Spicy lamb fingers
Pastry rolls filled with lamb, pine nuts and spice
40 grams pine nuts
250 grams minced lamb
1 onion, finely chopped
½ teaspoon ground cumin
½ teaspoon ground allspice
salt and freshly ground black pepper
- Drizzle a little olive oil in a frying pan and place over a low heat.
- Add the pine nuts and stir constantly until golden (be very careful as they can easily burn).
- As soon as you see them start to change color, remove the pan from the heat and keep stirring.
- When they are evenly colored, place them on paper towels to drain.
- In the same pan, add a little oil along with the onion, cumin and allspice.
- Cook until the onion has softened and become translucent. Add the meat and continue to stir - cook until the meat has changed colour and cooked through, about 5 minutes.
- Remove from the heat and add back the pine nuts, stir to distribute them evenly and then place the mixture into a bowl to cool.
- Cut the filo sheets into 8cm/3 inch wide x 25cm/9 inch long strips.
- Form pairs with these strips - sandwich these layers together with a little melted butter.

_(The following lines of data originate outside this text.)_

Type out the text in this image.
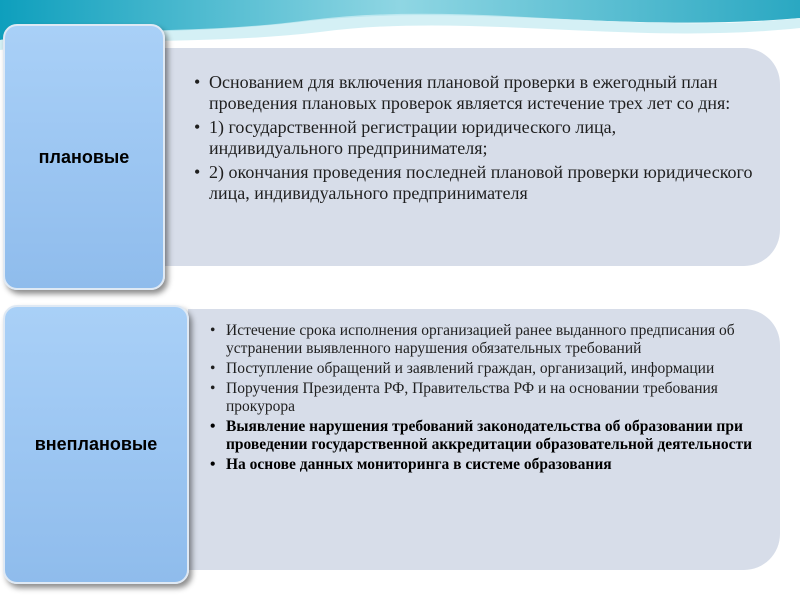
• Основанием для включения плановой проверки в ежегодный план проведения плановых проверок является истечение трех лет со дня:
• 1) государственной регистрации юридического лица, индивидуального предпринимателя;
• 2) окончания проведения последней плановой проверки юридического лица, индивидуального предпринимателя
плановые
• Истечение срока исполнения организацией ранее выданного предписания об устранении выявленного нарушения обязательных требований
• Поступление обращений и заявлений граждан, организаций, информации
• Поручения Президента РФ, Правительства РФ и на основании требования прокурора
• Выявление нарушения требований законодательства об образовании при проведении государственной аккредитации образовательной деятельности
• На основе данных мониторинга в системе образования
внеплановые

- Take one sandwiched pair and place it in front of you and then place another sandwiched pair at the base of this strip to form an inverted T.
- Place a good teaspoon of filling in the centre to form a sausage shape.

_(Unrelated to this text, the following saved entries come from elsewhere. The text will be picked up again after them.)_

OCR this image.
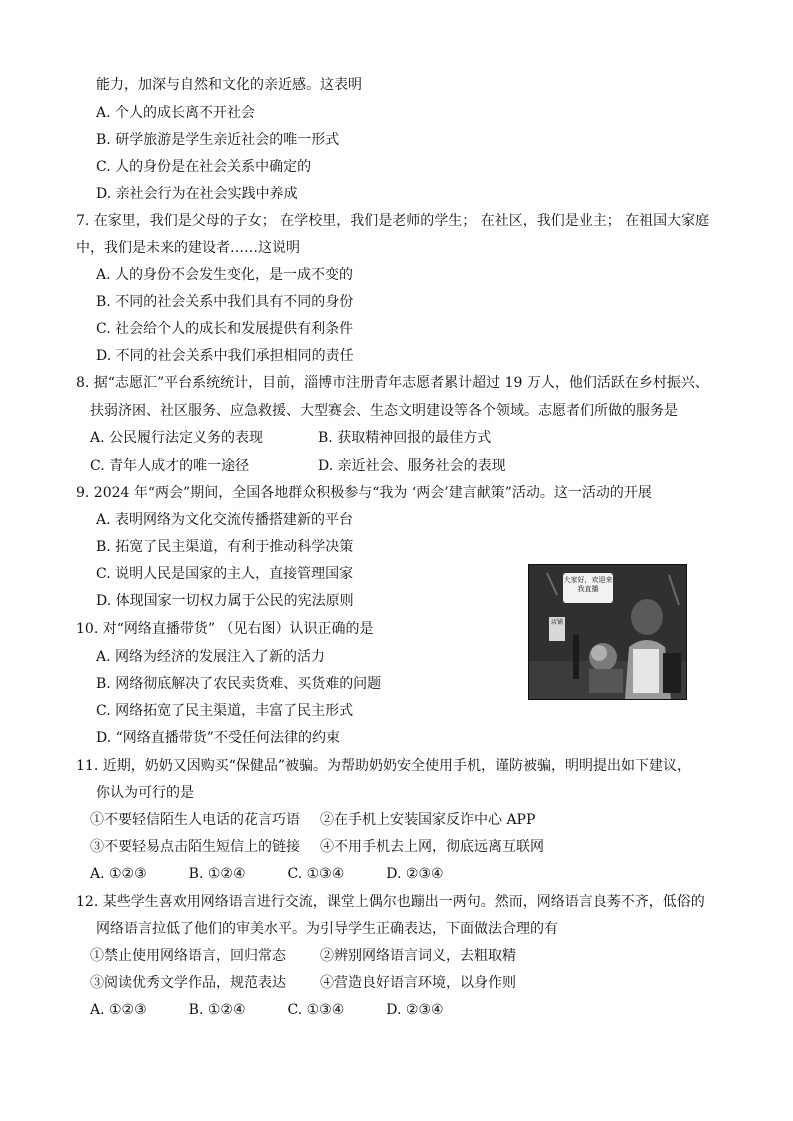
能力，加深与自然和文化的亲近感。这表明
A. 个人的成长离不开社会
B. 研学旅游是学生亲近社会的唯一形式
C. 人的身份是在社会关系中确定的
D. 亲社会行为在社会实践中养成
7. 在家里，我们是父母的子女； 在学校里，我们是老师的学生； 在社区，我们是业主； 在祖国大家庭
中，我们是未来的建设者……这说明
A. 人的身份不会发生变化，是一成不变的
B. 不同的社会关系中我们具有不同的身份
C. 社会给个人的成长和发展提供有利条件
D. 不同的社会关系中我们承担相同的责任
8. 据“志愿汇”平台系统统计，目前，淄博市注册青年志愿者累计超过 19 万人，他们活跃在乡村振兴、
扶弱济困、社区服务、应急救援、大型赛会、生态文明建设等各个领域。志愿者们所做的服务是
A. 公民履行法定义务的表现	B. 获取精神回报的最佳方式
C. 青年人成才的唯一途径	D. 亲近社会、服务社会的表现
9. 2024 年“两会”期间，全国各地群众积极参与“我为 ‘两会’建言献策”活动。这一活动的开展
A. 表明网络为文化交流传播搭建新的平台
B. 拓宽了民主渠道，有利于推动科学决策
C. 说明人民是国家的主人，直接管理国家
D. 体现国家一切权力属于公民的宪法原则
大家好，欢迎来我直播
店铺
10. 对“网络直播带货” （见右图）认识正确的是
A. 网络为经济的发展注入了新的活力
B. 网络彻底解决了农民卖货难、买货难的问题
C. 网络拓宽了民主渠道，丰富了民主形式
D. “网络直播带货”不受任何法律的约束
11. 近期，奶奶又因购买“保健品”被骗。为帮助奶奶安全使用手机，谨防被骗，明明提出如下建议，
你认为可行的是
①不要轻信陌生人电话的花言巧语 ②在手机上安装国家反诈中心 APP
③不要轻易点击陌生短信上的链接 ④不用手机去上网，彻底远离互联网
A. ①②③　　　B. ①②④　　　C. ①③④　　　D. ②③④
12. 某些学生喜欢用网络语言进行交流，课堂上偶尔也蹦出一两句。然而，网络语言良莠不齐，低俗的
网络语言拉低了他们的审美水平。为引导学生正确表达，下面做法合理的有
①禁止使用网络语言，回归常态 ②辨别网络语言词义，去粗取精
③阅读优秀文学作品，规范表达 ④营造良好语言环境，以身作则
A. ①②③　　　B. ①②④　　　C. ①③④　　　D. ②③④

- Fold the sides in and over the filling.
- Brush the exposed pastry with a little melted butter and roll to form a tight cigar shape.

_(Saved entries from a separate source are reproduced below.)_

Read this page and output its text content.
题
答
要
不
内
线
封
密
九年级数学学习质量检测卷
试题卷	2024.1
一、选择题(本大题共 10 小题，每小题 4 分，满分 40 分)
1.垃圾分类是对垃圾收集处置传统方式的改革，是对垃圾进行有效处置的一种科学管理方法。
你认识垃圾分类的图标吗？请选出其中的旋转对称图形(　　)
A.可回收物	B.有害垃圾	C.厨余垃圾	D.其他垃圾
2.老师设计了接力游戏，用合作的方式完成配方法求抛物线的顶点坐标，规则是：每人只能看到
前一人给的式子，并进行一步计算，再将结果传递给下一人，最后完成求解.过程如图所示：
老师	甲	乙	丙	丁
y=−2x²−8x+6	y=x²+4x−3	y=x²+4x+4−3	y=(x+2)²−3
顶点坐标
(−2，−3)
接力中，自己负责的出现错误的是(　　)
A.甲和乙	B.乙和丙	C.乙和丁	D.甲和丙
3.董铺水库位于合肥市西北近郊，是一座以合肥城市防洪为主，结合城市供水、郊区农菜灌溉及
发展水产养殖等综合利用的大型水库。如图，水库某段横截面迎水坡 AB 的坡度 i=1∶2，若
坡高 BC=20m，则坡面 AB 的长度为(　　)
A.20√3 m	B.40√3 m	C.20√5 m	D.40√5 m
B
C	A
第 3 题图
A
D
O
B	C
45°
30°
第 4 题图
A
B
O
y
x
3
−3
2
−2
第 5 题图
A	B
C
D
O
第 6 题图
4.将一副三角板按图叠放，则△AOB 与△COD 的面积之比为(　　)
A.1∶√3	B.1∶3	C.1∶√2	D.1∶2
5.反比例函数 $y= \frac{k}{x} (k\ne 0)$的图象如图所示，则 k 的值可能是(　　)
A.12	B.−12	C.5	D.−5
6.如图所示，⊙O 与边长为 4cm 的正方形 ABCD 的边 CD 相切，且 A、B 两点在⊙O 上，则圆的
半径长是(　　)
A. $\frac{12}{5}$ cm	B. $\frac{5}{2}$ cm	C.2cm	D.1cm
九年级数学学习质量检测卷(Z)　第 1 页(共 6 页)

- Repeat the process with the remaining filling.
- Place a sheet of baking paper onto a baking tray, brush the sheet with a little olive oil and then arrange the fingers on top.
- Brush these with a little extra oil and then bake in a preheated 180C until golden (about 20 minutes).
- Arrange on wire racks to cool slightly - these are best served warm from the oven.